In its petition for certiorari in 616 Croft, the development company argues that the takings scrutiny applied to the exactions imposed via case-by-case administration in Nolan, Dolan, and Koontz is also applicable in situations where the government imposes exactions via broadly applicable legislative formulas or schemes. Such a holding by the Court very well could limit not only the adoption of inclusionary housing ordinances but also myriad approaches to wetland mitigation, infrastructure support, and the like.
The Petitioners in 616 Croft are represented by the Pacific Legal Foundation, a prominent libertarian public interest law firm familiar to takings mavens for representing property owners in Nollan, Koontz, Palazzolo v. Rhode Island, and, most recently, Murr v. Wisconsin, among many other takings cases before the Supreme Court. Amicus briefs in support of the petition have been filed by the Cato Institute, the Citizens’ Alliance for Property Rights Legal Fund, and a collection of land use and economics scholars headlined by renowned Yale law professor Bob Ellickson.

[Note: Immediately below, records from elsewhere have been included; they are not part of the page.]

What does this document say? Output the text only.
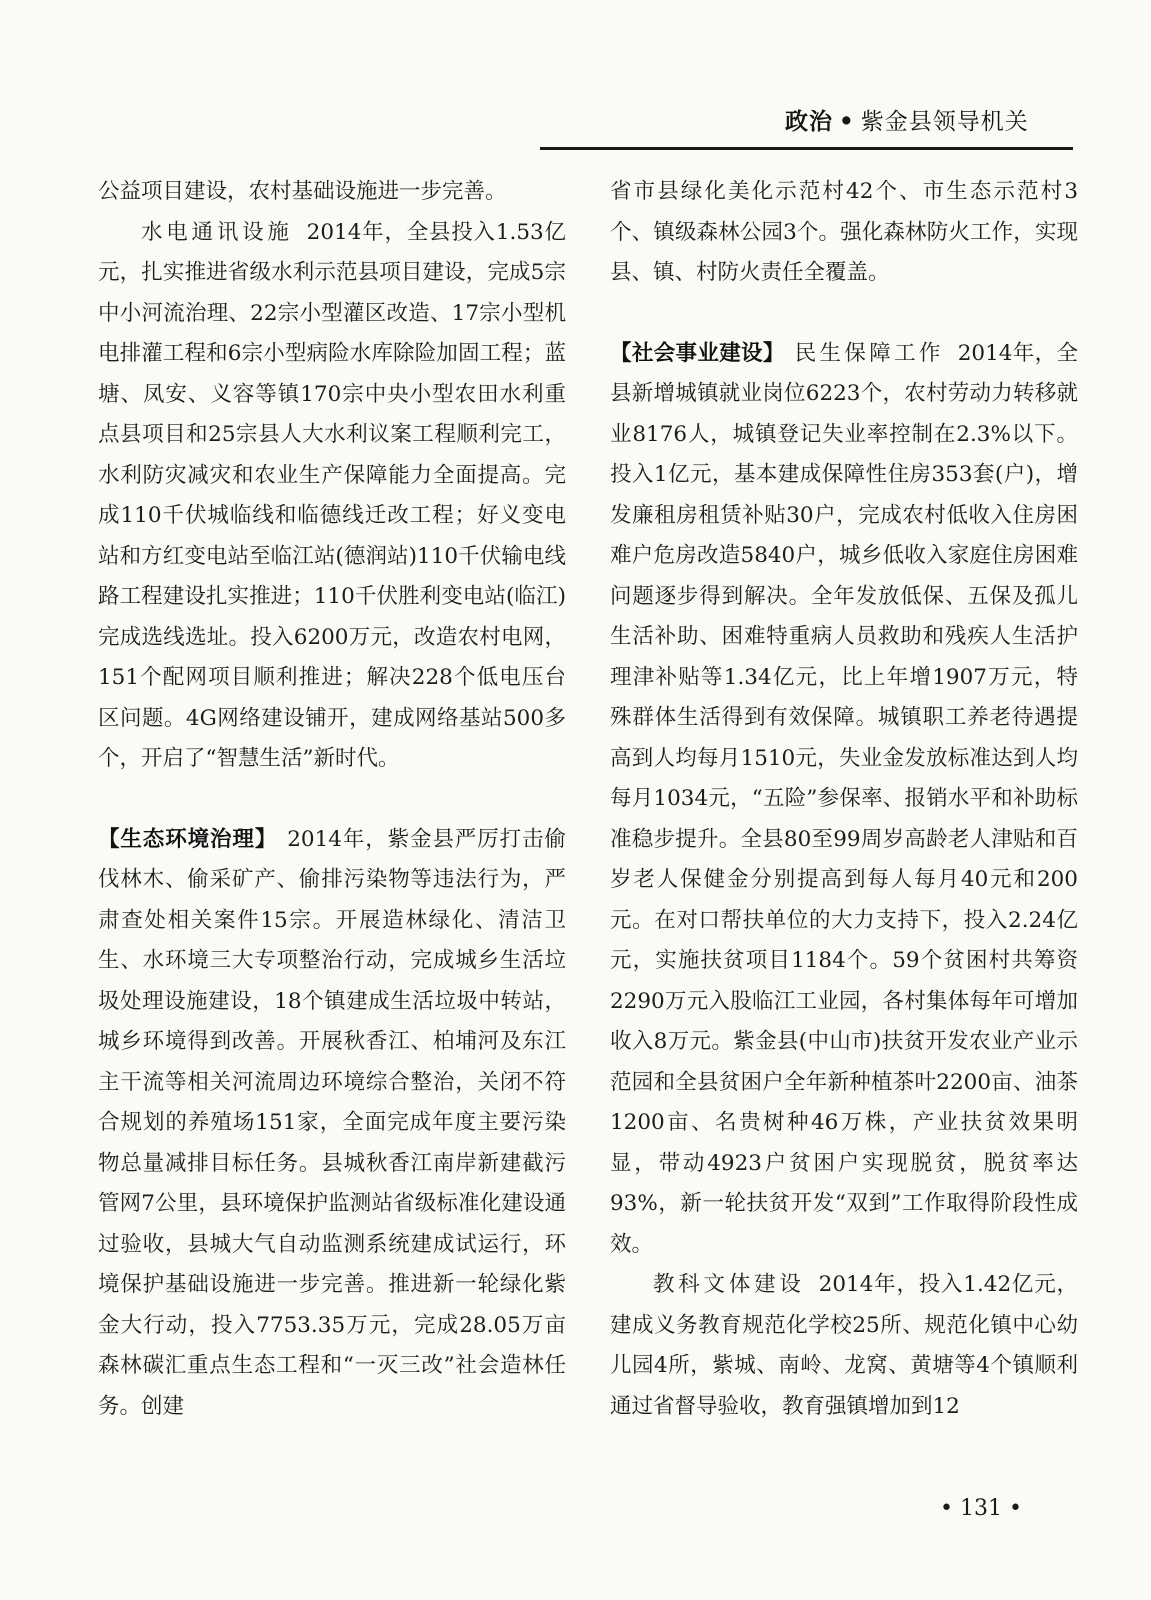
政治 • 紫金县领导机关

公益项目建设，农村基础设施进一步完善。

水电通讯设施 2014年，全县投入1.53亿元，扎实推进省级水利示范县项目建设，完成5宗中小河流治理、22宗小型灌区改造、17宗小型机电排灌工程和6宗小型病险水库除险加固工程；蓝塘、凤安、义容等镇170宗中央小型农田水利重点县项目和25宗县人大水利议案工程顺利完工，水利防灾减灾和农业生产保障能力全面提高。完成110千伏城临线和临德线迁改工程；好义变电站和方红变电站至临江站(德润站)110千伏输电线路工程建设扎实推进；110千伏胜利变电站(临江)完成选线选址。投入6200万元，改造农村电网，151个配网项目顺利推进；解决228个低电压台区问题。4G网络建设铺开，建成网络基站500多个，开启了“智慧生活”新时代。

【生态环境治理】 2014年，紫金县严厉打击偷伐林木、偷采矿产、偷排污染物等违法行为，严肃查处相关案件15宗。开展造林绿化、清洁卫生、水环境三大专项整治行动，完成城乡生活垃圾处理设施建设，18个镇建成生活垃圾中转站，城乡环境得到改善。开展秋香江、柏埔河及东江主干流等相关河流周边环境综合整治，关闭不符合规划的养殖场151家，全面完成年度主要污染物总量减排目标任务。县城秋香江南岸新建截污管网7公里，县环境保护监测站省级标准化建设通过验收，县城大气自动监测系统建成试运行，环境保护基础设施进一步完善。推进新一轮绿化紫金大行动，投入7753.35万元，完成28.05万亩森林碳汇重点生态工程和“一灭三改”社会造林任务。创建

省市县绿化美化示范村42个、市生态示范村3个、镇级森林公园3个。强化森林防火工作，实现县、镇、村防火责任全覆盖。

【社会事业建设】 民生保障工作 2014年，全县新增城镇就业岗位6223个，农村劳动力转移就业8176人，城镇登记失业率控制在2.3%以下。投入1亿元，基本建成保障性住房353套(户)，增发廉租房租赁补贴30户，完成农村低收入住房困难户危房改造5840户，城乡低收入家庭住房困难问题逐步得到解决。全年发放低保、五保及孤儿生活补助、困难特重病人员救助和残疾人生活护理津补贴等1.34亿元，比上年增1907万元，特殊群体生活得到有效保障。城镇职工养老待遇提高到人均每月1510元，失业金发放标准达到人均每月1034元，“五险”参保率、报销水平和补助标准稳步提升。全县80至99周岁高龄老人津贴和百岁老人保健金分别提高到每人每月40元和200元。在对口帮扶单位的大力支持下，投入2.24亿元，实施扶贫项目1184个。59个贫困村共筹资2290万元入股临江工业园，各村集体每年可增加收入8万元。紫金县(中山市)扶贫开发农业产业示范园和全县贫困户全年新种植茶叶2200亩、油茶1200亩、名贵树种46万株，产业扶贫效果明显，带动4923户贫困户实现脱贫，脱贫率达93%，新一轮扶贫开发“双到”工作取得阶段性成效。

教科文体建设 2014年，投入1.42亿元，建成义务教育规范化学校25所、规范化镇中心幼儿园4所，紫城、南岭、龙窝、黄塘等4个镇顺利通过省督导验收，教育强镇增加到12

• 131 •
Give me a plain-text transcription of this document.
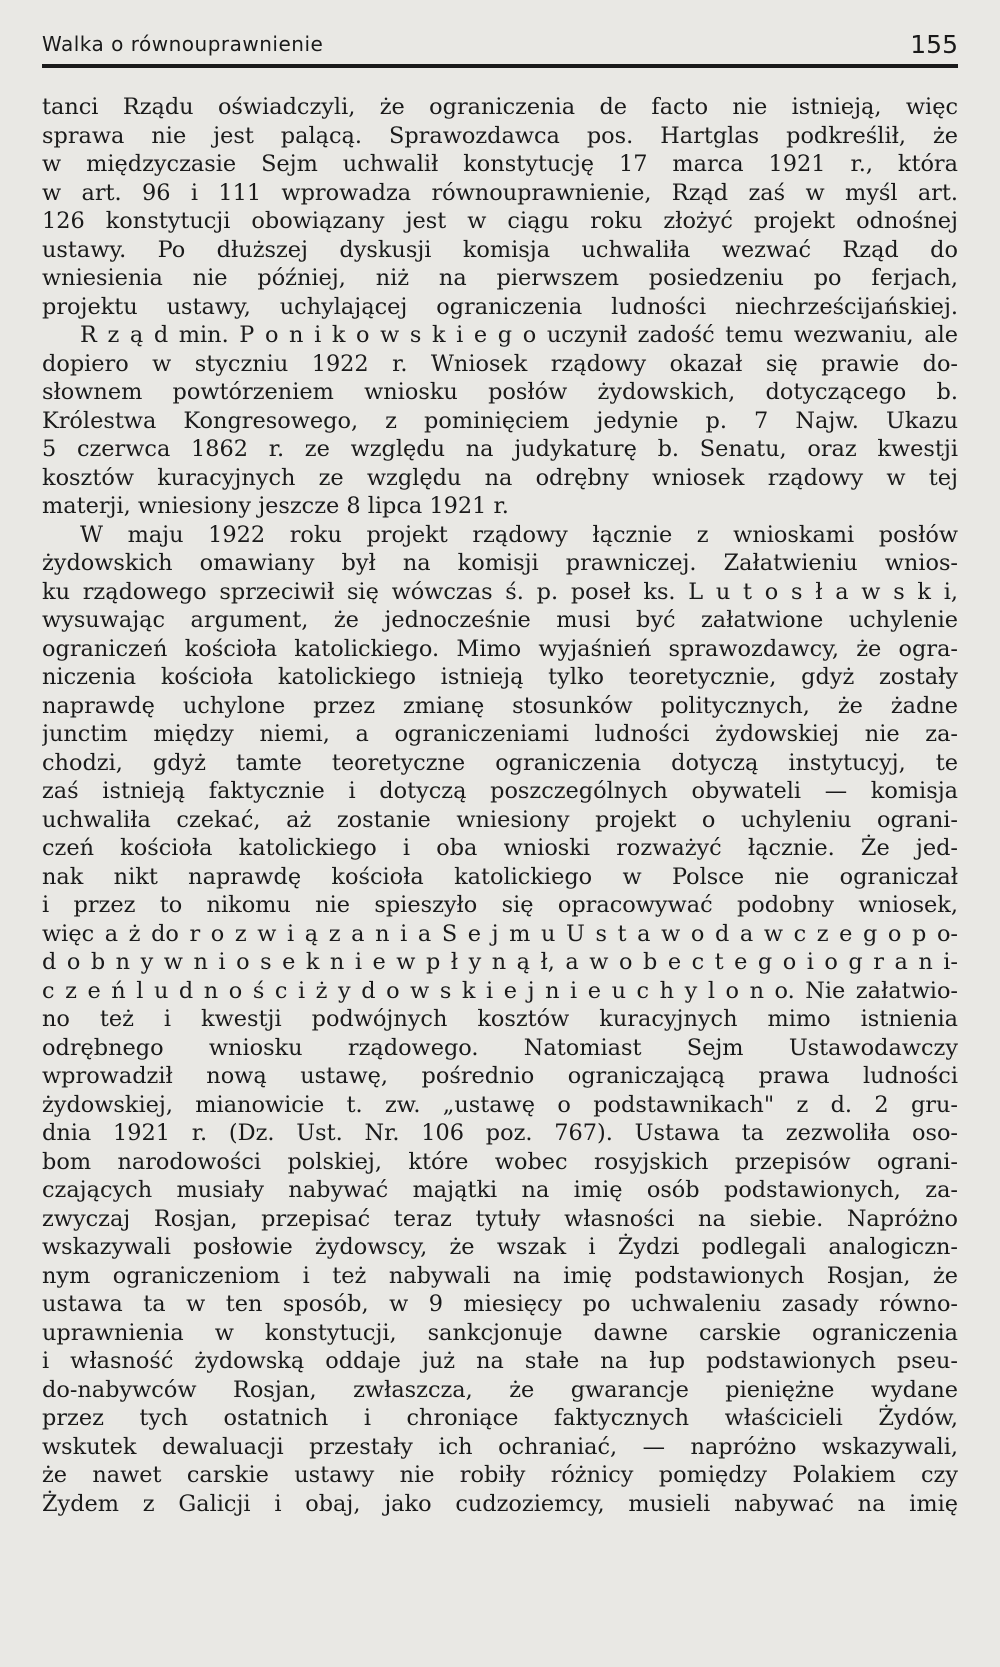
Walka o równouprawnienie	155
tanci Rządu oświadczyli, że ograniczenia de facto nie istnieją, więc
sprawa nie jest palącą. Sprawozdawca pos. Hartglas podkreślił, że
w międzyczasie Sejm uchwalił konstytucję 17 marca 1921 r., która
w art. 96 i 111 wprowadza równouprawnienie, Rząd zaś w myśl art.
126 konstytucji obowiązany jest w ciągu roku złożyć projekt odnośnej
ustawy. Po dłuższej dyskusji komisja uchwaliła wezwać Rząd do
wniesienia nie później, niż na pierwszem posiedzeniu po ferjach,
projektu ustawy, uchylającej ograniczenia ludności niechrześcijańskiej.
R z ą d min. P o n i k o w s k i e g o uczynił zadość temu wezwaniu, ale
dopiero w styczniu 1922 r. Wniosek rządowy okazał się prawie do-
słownem powtórzeniem wniosku posłów żydowskich, dotyczącego b.
Królestwa Kongresowego, z pominięciem jedynie p. 7 Najw. Ukazu
5 czerwca 1862 r. ze względu na judykaturę b. Senatu, oraz kwestji
kosztów kuracyjnych ze względu na odrębny wniosek rządowy w tej
materji, wniesiony jeszcze 8 lipca 1921 r.
W maju 1922 roku projekt rządowy łącznie z wnioskami posłów
żydowskich omawiany był na komisji prawniczej. Załatwieniu wnios-
ku rządowego sprzeciwił się wówczas ś. p. poseł ks. L u t o s ł a w s k i,
wysuwając argument, że jednocześnie musi być załatwione uchylenie
ograniczeń kościoła katolickiego. Mimo wyjaśnień sprawozdawcy, że ogra-
niczenia kościoła katolickiego istnieją tylko teoretycznie, gdyż zostały
naprawdę uchylone przez zmianę stosunków politycznych, że żadne
junctim między niemi, a ograniczeniami ludności żydowskiej nie za-
chodzi, gdyż tamte teoretyczne ograniczenia dotyczą instytucyj, te
zaś istnieją faktycznie i dotyczą poszczególnych obywateli — komisja
uchwaliła czekać, aż zostanie wniesiony projekt o uchyleniu ograni-
czeń kościoła katolickiego i oba wnioski rozważyć łącznie. Że jed-
nak nikt naprawdę kościoła katolickiego w Polsce nie ograniczał
i przez to nikomu nie spieszyło się opracowywać podobny wniosek,
więc a ż do r o z w i ą z a n i a S e j m u U s t a w o d a w c z e g o p o-
d o b n y w n i o s e k n i e w p ł y n ą ł, a w o b e c t e g o i o g r a n i-
c z e ń l u d n o ś c i ż y d o w s k i e j n i e u c h y l o n o. Nie załatwio-
no też i kwestji podwójnych kosztów kuracyjnych mimo istnienia
odrębnego wniosku rządowego. Natomiast Sejm Ustawodawczy
wprowadził nową ustawę, pośrednio ograniczającą prawa ludności
żydowskiej, mianowicie t. zw. „ustawę o podstawnikach" z d. 2 gru-
dnia 1921 r. (Dz. Ust. Nr. 106 poz. 767). Ustawa ta zezwoliła oso-
bom narodowości polskiej, które wobec rosyjskich przepisów ograni-
czających musiały nabywać majątki na imię osób podstawionych, za-
zwyczaj Rosjan, przepisać teraz tytuły własności na siebie. Napróżno
wskazywali posłowie żydowscy, że wszak i Żydzi podlegali analogiczn-
nym ograniczeniom i też nabywali na imię podstawionych Rosjan, że
ustawa ta w ten sposób, w 9 miesięcy po uchwaleniu zasady równo-
uprawnienia w konstytucji, sankcjonuje dawne carskie ograniczenia
i własność żydowską oddaje już na stałe na łup podstawionych pseu-
do-nabywców Rosjan, zwłaszcza, że gwarancje pieniężne wydane
przez tych ostatnich i chroniące faktycznych właścicieli Żydów,
wskutek dewaluacji przestały ich ochraniać, — napróżno wskazywali,
że nawet carskie ustawy nie robiły różnicy pomiędzy Polakiem czy
Żydem z Galicji i obaj, jako cudzoziemcy, musieli nabywać na imię
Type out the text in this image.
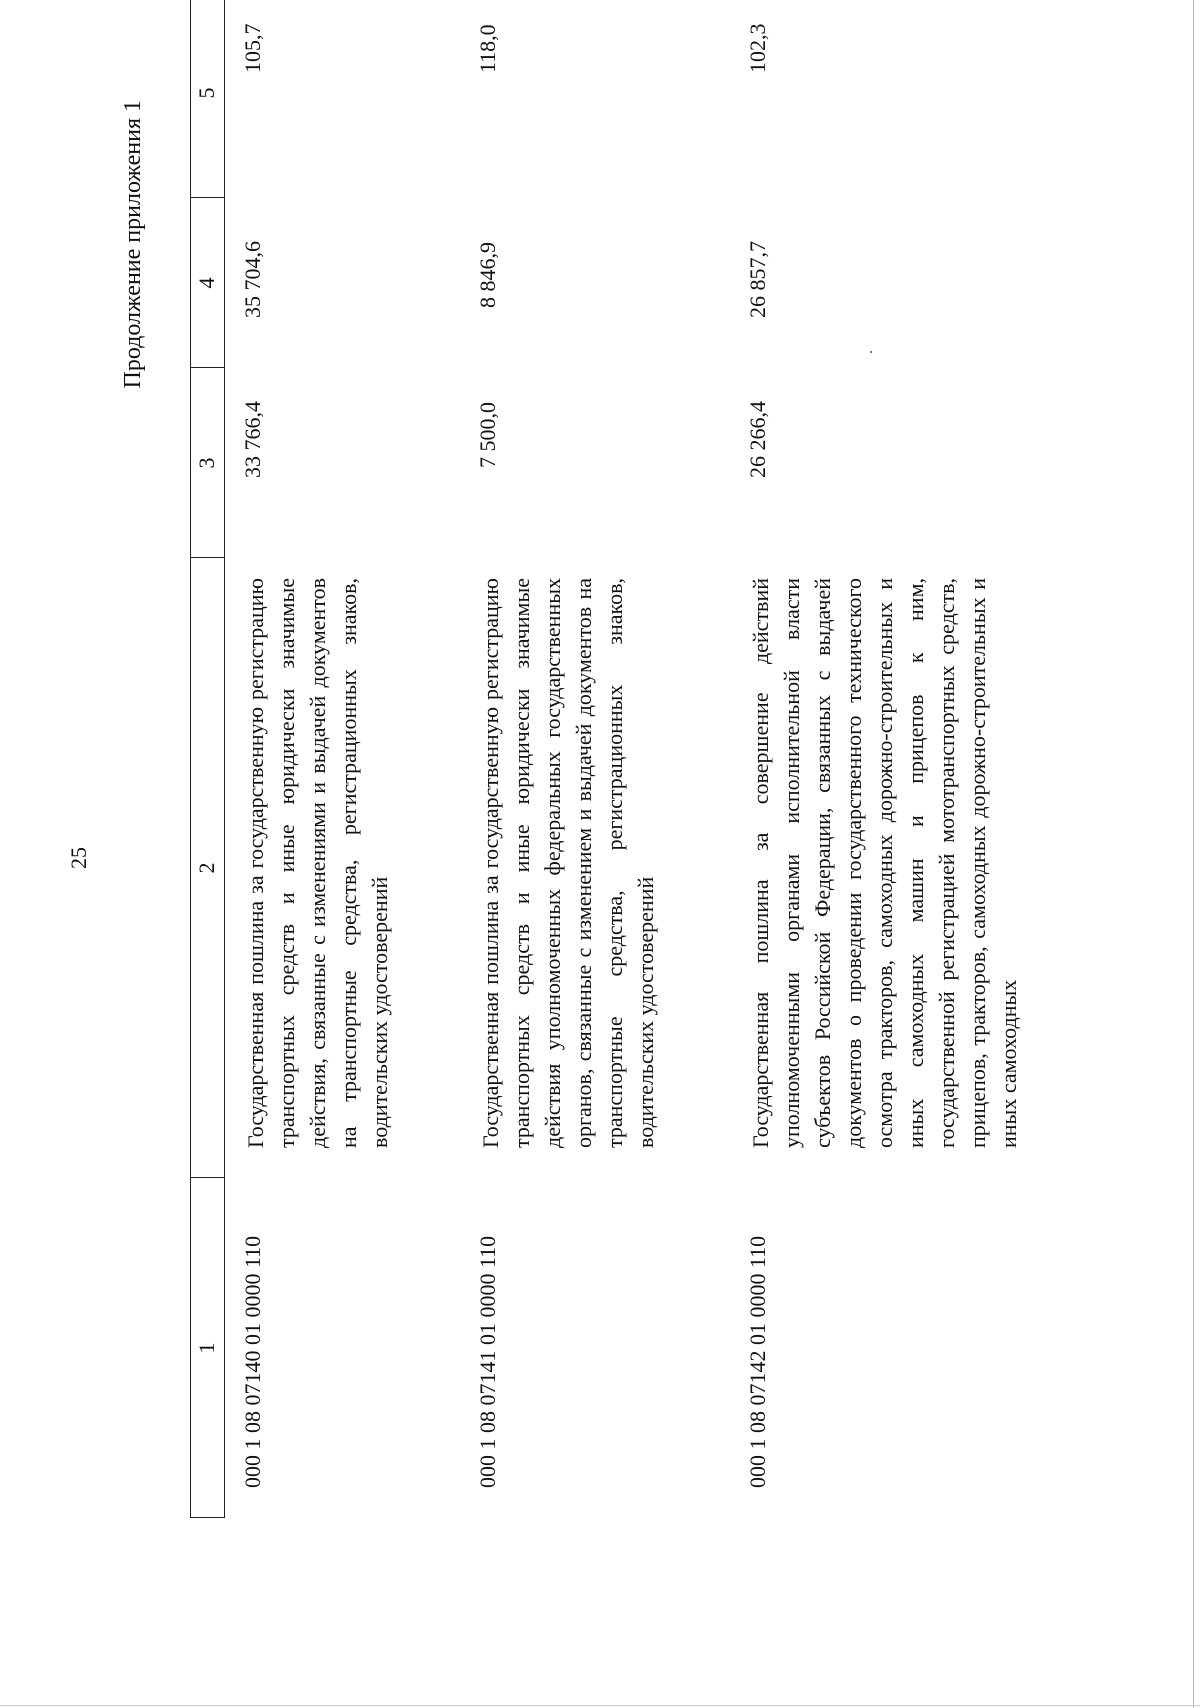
25
Продолжение приложения 1
1
2
3
4
5
000 1 08 07140 01 0000 110
Государственная пошлина за государственную регистрацию транспортных средств и иные юридически значимые действия, связанные с изменениями и выдачей документов на транспортные средства, регистрационных знаков, водительских удостоверений
33 766,4
35 704,6
105,7
000 1 08 07141 01 0000 110
Государственная пошлина за государственную регистрацию транспортных средств и иные юридически значимые действия уполномоченных федеральных государственных органов, связанные с изменением и выдачей документов на транспортные средства, регистрационных знаков, водительских удостоверений
7 500,0
8 846,9
118,0
000 1 08 07142 01 0000 110
Государственная пошлина за совершение действий уполномоченными органами исполнительной власти субъектов Российской Федерации, связанных с выдачей документов о проведении государственного технического осмотра тракторов, самоходных дорожно-строительных и иных самоходных машин и прицепов к ним, государственной регистрацией мототранспортных средств, прицепов, тракторов, самоходных дорожно-строительных и иных самоходных
26 266,4
26 857,7
102,3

Last year, I published this paper that sets out the many competing arguments surrounding the appropriate measure of takings scrutiny in cases involving legislative exactions. In the piece, I suggested that proponents of progressive conceptions of property have a number of strong first-order reasons to support immunizing legislative exactions from Nollan/Dolan scrutiny, but that several secondary effects of this approach make the issue a more challenging one for progressive property scholars and advocates than it initially might appear.